Step 4: We know that the boy has ₦6 left, which is equal to 1/4 of his initial amount. So, we can set up an equation:
1/4 * x = ₦6
Step 5: To solve for x, we can multiply both sides of the equation by 4:
4 * (1/4 * x) = 4 * ₦6
x = ₦24
Therefore, the boy initially had ₦24.
To find out how much he initially had, we can follow these steps:
1. Let's assume the initial amount of money he had is "X" in Nigerian Naira (represented as #).
2. He spent half of his money on sweets, so he spent X/2 on sweets.
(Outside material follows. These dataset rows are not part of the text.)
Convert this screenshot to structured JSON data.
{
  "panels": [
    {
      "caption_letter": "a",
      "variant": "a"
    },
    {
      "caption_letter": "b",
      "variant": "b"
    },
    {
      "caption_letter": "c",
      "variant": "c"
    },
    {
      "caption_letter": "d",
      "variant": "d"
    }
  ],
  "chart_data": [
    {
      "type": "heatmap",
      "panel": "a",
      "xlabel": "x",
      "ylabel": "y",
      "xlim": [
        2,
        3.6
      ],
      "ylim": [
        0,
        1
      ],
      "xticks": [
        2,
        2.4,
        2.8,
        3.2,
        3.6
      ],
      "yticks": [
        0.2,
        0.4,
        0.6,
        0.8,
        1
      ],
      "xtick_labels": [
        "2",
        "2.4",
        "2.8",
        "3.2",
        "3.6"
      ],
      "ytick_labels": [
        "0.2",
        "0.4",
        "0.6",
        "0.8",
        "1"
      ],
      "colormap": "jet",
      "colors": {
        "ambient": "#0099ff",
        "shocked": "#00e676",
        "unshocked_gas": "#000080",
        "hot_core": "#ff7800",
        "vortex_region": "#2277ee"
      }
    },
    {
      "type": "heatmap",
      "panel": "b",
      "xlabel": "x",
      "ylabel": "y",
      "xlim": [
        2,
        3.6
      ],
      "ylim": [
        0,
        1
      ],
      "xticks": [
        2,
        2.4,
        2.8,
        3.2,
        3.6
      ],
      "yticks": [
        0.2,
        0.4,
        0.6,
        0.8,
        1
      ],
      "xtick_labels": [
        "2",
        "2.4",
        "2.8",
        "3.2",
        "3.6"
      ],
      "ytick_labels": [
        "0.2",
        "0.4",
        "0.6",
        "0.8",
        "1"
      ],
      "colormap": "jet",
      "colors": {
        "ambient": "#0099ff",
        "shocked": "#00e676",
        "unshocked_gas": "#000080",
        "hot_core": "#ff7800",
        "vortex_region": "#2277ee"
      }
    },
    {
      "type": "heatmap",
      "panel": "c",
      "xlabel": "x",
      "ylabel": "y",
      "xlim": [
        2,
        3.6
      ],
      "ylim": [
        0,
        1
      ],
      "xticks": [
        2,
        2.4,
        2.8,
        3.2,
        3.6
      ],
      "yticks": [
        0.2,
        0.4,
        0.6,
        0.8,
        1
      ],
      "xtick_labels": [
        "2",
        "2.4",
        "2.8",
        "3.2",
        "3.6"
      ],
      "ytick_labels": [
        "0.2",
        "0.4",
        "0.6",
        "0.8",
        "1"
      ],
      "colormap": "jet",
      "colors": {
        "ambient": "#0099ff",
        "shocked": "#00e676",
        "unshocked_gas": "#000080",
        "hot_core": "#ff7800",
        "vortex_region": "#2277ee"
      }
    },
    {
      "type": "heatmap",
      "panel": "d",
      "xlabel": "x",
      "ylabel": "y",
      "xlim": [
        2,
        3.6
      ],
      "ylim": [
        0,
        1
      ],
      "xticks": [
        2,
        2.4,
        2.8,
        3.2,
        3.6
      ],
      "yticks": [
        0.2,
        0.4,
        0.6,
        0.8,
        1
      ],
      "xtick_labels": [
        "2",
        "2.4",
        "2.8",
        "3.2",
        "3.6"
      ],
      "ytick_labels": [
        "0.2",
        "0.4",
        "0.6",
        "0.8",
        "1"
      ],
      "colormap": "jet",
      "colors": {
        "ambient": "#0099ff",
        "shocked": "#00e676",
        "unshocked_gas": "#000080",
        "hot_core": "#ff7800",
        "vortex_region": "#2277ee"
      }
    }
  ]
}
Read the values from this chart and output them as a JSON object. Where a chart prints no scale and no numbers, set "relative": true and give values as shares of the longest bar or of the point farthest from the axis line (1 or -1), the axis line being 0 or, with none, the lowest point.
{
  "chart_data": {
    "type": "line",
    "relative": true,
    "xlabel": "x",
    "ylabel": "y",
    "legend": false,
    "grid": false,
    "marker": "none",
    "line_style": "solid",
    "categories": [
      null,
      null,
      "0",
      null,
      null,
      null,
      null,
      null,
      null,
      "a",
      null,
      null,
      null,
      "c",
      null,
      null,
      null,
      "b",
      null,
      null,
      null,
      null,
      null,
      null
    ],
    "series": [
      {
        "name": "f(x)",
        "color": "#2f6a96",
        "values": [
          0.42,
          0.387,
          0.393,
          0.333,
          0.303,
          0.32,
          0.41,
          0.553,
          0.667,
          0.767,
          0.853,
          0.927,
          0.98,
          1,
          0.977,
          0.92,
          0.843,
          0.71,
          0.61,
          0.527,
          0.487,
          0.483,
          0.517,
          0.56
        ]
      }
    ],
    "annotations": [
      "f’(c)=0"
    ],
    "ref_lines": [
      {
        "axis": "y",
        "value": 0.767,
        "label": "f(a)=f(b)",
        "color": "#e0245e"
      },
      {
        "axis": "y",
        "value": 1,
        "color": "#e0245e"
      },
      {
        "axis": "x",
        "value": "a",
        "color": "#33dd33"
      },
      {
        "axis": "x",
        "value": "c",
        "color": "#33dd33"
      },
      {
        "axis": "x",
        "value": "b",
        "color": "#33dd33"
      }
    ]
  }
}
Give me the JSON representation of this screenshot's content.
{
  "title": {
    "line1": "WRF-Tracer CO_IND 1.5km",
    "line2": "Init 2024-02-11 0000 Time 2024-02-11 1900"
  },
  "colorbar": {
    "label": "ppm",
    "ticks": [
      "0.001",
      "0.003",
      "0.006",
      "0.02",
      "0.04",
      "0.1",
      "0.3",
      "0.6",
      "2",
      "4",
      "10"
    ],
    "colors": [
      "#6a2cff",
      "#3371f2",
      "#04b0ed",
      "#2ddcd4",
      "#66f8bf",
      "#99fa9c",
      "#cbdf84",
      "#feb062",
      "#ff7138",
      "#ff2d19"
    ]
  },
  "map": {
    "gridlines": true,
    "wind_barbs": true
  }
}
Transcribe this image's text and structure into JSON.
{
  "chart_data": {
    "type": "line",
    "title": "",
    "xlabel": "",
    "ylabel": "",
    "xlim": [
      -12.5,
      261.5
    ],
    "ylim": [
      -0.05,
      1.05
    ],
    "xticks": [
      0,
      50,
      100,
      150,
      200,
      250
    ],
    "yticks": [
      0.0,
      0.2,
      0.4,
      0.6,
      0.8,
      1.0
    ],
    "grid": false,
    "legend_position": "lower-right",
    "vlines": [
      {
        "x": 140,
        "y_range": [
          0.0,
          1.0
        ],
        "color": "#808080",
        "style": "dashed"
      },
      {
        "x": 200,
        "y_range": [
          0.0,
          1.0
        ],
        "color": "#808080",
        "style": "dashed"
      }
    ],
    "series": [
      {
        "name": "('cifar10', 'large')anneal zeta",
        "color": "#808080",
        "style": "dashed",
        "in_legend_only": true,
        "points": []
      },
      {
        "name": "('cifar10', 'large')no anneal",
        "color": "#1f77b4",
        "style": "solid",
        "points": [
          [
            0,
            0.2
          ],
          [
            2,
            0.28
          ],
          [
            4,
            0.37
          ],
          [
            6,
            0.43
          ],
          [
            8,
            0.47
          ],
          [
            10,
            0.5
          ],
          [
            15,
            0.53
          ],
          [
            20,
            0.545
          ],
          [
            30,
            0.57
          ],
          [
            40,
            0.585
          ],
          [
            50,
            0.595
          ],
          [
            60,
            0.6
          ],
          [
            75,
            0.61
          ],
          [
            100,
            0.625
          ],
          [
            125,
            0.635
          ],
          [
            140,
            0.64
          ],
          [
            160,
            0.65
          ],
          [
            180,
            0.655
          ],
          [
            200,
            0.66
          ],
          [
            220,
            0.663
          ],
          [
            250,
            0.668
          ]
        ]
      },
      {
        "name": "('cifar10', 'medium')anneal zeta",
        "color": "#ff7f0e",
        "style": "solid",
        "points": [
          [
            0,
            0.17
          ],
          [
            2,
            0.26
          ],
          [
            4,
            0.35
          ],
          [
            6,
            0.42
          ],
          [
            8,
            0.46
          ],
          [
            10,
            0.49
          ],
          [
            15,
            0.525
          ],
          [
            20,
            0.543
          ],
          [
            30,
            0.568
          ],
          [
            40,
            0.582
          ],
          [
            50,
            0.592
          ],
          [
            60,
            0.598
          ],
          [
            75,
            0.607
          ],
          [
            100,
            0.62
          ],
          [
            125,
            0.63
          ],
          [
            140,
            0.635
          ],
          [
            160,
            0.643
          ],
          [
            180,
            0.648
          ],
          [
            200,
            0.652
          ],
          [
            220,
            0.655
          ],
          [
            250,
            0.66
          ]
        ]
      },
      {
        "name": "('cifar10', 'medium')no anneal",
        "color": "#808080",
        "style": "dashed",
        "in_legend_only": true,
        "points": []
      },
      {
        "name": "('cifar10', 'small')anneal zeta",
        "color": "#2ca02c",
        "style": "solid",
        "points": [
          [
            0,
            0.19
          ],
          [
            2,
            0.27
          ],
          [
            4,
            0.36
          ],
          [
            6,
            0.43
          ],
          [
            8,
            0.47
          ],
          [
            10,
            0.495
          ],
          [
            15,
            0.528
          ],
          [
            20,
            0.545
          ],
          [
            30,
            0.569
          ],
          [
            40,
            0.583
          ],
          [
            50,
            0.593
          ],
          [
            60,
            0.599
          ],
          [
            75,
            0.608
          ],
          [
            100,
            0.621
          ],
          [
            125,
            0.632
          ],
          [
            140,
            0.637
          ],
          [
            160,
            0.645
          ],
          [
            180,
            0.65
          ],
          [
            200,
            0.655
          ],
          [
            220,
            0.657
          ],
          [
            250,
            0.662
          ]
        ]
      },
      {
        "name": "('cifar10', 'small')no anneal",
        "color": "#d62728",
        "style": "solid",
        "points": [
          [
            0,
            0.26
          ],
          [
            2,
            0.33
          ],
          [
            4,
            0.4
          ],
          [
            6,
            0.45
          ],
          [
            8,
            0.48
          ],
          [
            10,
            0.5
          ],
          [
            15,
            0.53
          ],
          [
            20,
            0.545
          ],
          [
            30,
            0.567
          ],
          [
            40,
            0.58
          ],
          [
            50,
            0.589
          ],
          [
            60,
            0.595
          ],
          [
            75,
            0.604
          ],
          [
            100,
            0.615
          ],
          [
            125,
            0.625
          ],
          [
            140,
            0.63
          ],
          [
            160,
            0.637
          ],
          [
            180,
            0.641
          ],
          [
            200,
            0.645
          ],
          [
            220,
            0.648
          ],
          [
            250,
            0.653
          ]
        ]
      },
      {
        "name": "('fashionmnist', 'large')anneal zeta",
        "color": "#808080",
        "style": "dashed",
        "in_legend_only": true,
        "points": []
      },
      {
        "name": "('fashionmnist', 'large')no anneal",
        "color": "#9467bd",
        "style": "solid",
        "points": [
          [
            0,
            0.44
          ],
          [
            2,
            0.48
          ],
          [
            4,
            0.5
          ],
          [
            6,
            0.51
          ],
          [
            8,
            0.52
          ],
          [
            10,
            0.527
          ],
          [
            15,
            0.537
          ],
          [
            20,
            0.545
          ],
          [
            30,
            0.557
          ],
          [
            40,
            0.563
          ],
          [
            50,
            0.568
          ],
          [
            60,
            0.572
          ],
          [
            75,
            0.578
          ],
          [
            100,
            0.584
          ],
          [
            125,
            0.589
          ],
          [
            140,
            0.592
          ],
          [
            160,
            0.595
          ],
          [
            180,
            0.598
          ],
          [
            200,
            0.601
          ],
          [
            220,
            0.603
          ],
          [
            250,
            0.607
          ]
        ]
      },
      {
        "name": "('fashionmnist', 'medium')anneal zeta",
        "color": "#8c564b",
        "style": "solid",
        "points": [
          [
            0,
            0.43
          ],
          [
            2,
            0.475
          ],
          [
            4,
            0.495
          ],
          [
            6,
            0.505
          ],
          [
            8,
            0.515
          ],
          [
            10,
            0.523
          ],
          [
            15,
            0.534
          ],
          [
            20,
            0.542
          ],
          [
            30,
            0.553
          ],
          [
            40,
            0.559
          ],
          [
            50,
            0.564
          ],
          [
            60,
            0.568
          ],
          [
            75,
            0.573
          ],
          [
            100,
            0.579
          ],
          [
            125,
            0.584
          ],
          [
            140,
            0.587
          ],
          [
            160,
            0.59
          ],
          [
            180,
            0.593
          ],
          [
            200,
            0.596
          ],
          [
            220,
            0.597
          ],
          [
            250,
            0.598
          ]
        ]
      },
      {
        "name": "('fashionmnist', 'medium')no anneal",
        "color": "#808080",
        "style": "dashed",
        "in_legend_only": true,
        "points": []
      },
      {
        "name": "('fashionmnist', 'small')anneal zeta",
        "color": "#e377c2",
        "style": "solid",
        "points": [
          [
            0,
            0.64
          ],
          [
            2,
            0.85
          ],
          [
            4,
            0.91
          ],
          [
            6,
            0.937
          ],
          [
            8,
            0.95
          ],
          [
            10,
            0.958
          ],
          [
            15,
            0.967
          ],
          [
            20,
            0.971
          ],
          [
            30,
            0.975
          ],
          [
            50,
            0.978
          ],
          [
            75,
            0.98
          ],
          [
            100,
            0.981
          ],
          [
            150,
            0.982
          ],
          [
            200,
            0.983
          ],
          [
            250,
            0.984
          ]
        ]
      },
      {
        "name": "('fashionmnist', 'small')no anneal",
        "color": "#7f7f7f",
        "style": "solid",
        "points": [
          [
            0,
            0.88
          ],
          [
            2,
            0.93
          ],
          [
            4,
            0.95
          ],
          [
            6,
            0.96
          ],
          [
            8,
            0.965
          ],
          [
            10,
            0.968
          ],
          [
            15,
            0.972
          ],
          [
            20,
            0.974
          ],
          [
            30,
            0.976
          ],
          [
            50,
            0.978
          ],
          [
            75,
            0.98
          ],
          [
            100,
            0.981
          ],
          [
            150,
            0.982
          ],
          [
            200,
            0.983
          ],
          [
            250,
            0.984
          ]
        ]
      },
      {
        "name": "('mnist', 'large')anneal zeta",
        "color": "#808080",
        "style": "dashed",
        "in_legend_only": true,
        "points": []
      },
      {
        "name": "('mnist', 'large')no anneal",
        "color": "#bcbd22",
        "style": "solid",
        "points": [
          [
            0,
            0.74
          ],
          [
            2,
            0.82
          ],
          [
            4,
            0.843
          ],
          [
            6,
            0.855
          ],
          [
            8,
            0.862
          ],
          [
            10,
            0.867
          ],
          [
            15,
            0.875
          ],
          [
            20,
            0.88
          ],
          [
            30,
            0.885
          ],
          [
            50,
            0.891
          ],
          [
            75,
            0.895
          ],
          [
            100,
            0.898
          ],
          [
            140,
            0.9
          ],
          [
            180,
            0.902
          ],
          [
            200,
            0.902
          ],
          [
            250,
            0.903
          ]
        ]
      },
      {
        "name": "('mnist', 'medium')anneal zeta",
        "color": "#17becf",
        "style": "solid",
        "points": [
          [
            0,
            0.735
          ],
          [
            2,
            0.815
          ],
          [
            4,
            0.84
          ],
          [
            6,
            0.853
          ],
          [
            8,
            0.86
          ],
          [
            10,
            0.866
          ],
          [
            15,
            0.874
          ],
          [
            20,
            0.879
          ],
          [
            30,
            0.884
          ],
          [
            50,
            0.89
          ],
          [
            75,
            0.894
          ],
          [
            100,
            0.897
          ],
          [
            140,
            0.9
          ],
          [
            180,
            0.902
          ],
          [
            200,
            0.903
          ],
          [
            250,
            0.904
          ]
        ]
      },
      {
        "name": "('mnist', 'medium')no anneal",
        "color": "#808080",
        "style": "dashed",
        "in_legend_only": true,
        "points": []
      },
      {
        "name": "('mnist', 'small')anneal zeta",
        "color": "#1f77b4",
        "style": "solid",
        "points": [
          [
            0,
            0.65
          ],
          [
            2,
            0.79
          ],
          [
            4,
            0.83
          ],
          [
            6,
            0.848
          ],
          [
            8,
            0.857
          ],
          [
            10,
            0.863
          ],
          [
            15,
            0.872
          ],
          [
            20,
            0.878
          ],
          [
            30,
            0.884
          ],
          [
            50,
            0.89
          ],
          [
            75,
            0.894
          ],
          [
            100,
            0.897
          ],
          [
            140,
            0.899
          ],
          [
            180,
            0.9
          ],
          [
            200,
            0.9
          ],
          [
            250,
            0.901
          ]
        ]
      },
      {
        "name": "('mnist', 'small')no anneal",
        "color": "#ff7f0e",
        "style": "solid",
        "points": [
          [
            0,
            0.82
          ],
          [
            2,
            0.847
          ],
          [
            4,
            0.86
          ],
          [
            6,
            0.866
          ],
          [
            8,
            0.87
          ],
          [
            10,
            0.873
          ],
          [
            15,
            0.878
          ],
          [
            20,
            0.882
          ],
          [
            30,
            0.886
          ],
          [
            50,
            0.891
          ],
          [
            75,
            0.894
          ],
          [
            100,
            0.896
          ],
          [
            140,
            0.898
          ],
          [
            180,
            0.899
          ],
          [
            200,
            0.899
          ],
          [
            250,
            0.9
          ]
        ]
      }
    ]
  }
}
3. He spent one-quarter of his money on kola nut, so he spent X/4 on kola nut.
4. After spending on sweets and kola nut, he has 6 Naira left.
5. So, we can write the equation: X - (X/2) - (X/4) = 6.
- The term X/2 represents the amount he spent on sweets.
- The term X/4 represents the amount he spent on kola nut.
- Subtracting these amounts from X gives us the money he has left.
6. Now we can solve the equation to find the value of X.
Let's solve the equation:
Combining like terms on the left side of the equation:
(4X - 2X - X) / 4 = 6
Simplifying:
(X / 4) = 6
Multiplying both sides by 4 to isolate X:
X = 6 * 4
X = 24
Therefore, the boy initially had 24 Naira.